Visualization. To demonstrate our learned time-sensitive language field, we applied PCA to reduce the dimensionality of the learned semantic features, producing a 3D visualization as shown in Figure [fig:teaser]. Our method better captures the dynamic semantic features of objects and renders consistent features accurately. In Figure 2, we illustrate the change in query-frame similarity scores over time for time-sensitive queries, comparing our approach to a CLIP-based method. As shown, CLIP, which is optimized for static image-text alignment, struggles to capture the most relevant time segments within dynamic video semantics, whereas our method successfully identifies these segments. In Figure 3, we present specific query masks. We observe that the CLIP-based approach fails to accurately capture time segments, especially at transition points in object states. For example, CLIP cannot reliably detect subtle transitions, such as when a cookie has just cracked or when a glass cup has started dripping coffee.

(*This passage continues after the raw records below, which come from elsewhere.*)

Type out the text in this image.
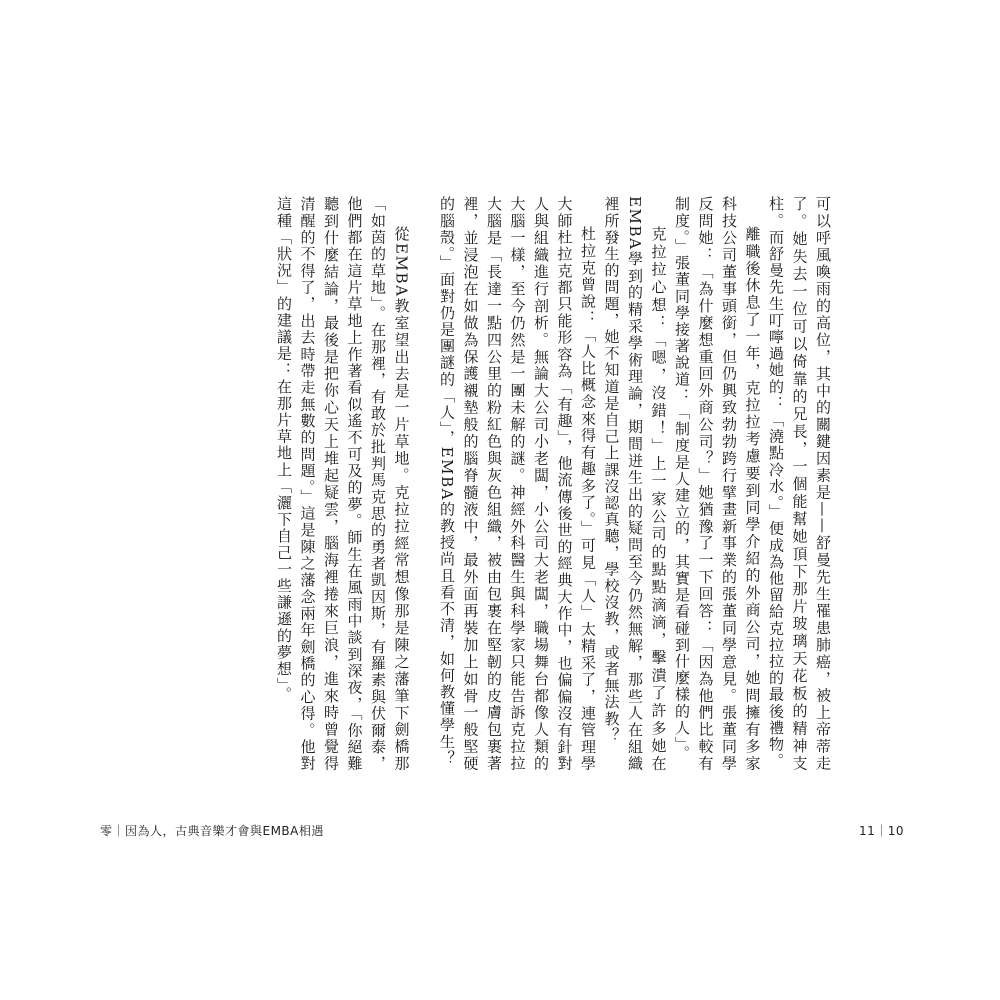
可以呼風喚雨的高位，其中的關鍵因素是——舒曼先生罹患肺癌，被上帝蒂走了。她失去一位可以倚靠的兄長，一個能幫她頂下那片玻璃天花板的精神支柱。而舒曼先生叮嚀過她的：「澆點冷水。」便成為他留給克拉拉的最後禮物。

離職後休息了一年，克拉拉考慮要到同學介紹的外商公司，她問擁有多家科技公司董事頭銜，但仍興致勃勃跨行擘畫新事業的張董同學意見。張董同學反問她：「為什麼想重回外商公司？」她猶豫了一下回答：「因為他們比較有制度。」張董同學接著說道：「制度是人建立的，其實是看碰到什麼樣的人」。

克拉拉心想：「嗯，沒錯！」上一家公司的點點滴滴，擊潰了許多她在EMBA學到的精采學術理論，期間迸生出的疑問至今仍然無解，那些人在組織裡所發生的問題，她不知道是自己上課沒認真聽，學校沒教，或者無法教？

杜拉克曾說：「人比概念來得有趣多了。」可見「人」太精采了，連管理學大師杜拉克都只能形容為「有趣」，他流傳後世的經典大作中，也偏偏沒有針對人與組織進行剖析。無論大公司小老闆，小公司大老闆，職場舞台都像人類的大腦一樣，至今仍然是一團未解的謎。神經外科醫生與科學家只能告訴克拉拉大腦是「長達一點四公里的粉紅色與灰色組織，被由包裹在堅韌的皮膚包裹著裡，並浸泡在如做為保護襯墊般的腦脊髓液中，最外面再裝加上如骨一般堅硬的腦殼。」面對仍是團謎的「人」，EMBA的教授尚且看不清，如何教懂學生？

從EMBA教室望出去是一片草地。克拉拉經常想像那是陳之藩筆下劍橋那「如茵的草地」。在那裡，有敢於批判馬克思的勇者凱因斯，有羅素與伏爾泰，他們都在這片草地上作著看似遙不可及的夢。師生在風雨中談到深夜，「你絕難聽到什麼結論，最後是把你心天上堆起疑雲，腦海裡捲來巨浪，進來時曾覺得清醒的不得了，出去時帶走無數的問題。」這是陳之藩念兩年劍橋的心得。他對這種「狀況」的建議是：在那片草地上「灑下自己一些謙遜的夢想」。

零｜因為人，古典音樂才會與EMBA相遇	11｜10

In contrast, our method effectively identifies these nuanced changes, demonstrating its capability to handle dynamic state transitions accurately.

4.3 Ablation Studies↩︎

Multimodal Prompting. We evaluate the quality of generated captions using different combinations of textual and visual prompting methods. To quantify this, we defined a metric, \(\Delta_{\mathrm{sim}}=\overline{score}_{\mathrm{pos}} - \overline{score}_{\mathrm{neg}}\), where \(\overline{score}_{\mathrm{pos}}\) and \(\overline{score}_{\mathrm{neg}}\) represent the average cosine similarity scores between query and caption features, encoded by the e5 model, for positive and negative samples, respectively. A higher \(\Delta_{sim}\) indicates a stronger distinction between positive and negative examples, suggesting that the generated caption more effectively captures the spatiotemporal dynamics and semantic features of objects in the scene. Table [tab:aba-visual-prompt] shows that utilizing all three visual prompting strategies maximizes the MLLM’s focus on target objects. As shown in Table [tab:aba-text-prompt], incorporating pre-generated video-level motion descriptions resulting in a 0.87% improvement. Furthermore, adding image prompts enables a more accurate description.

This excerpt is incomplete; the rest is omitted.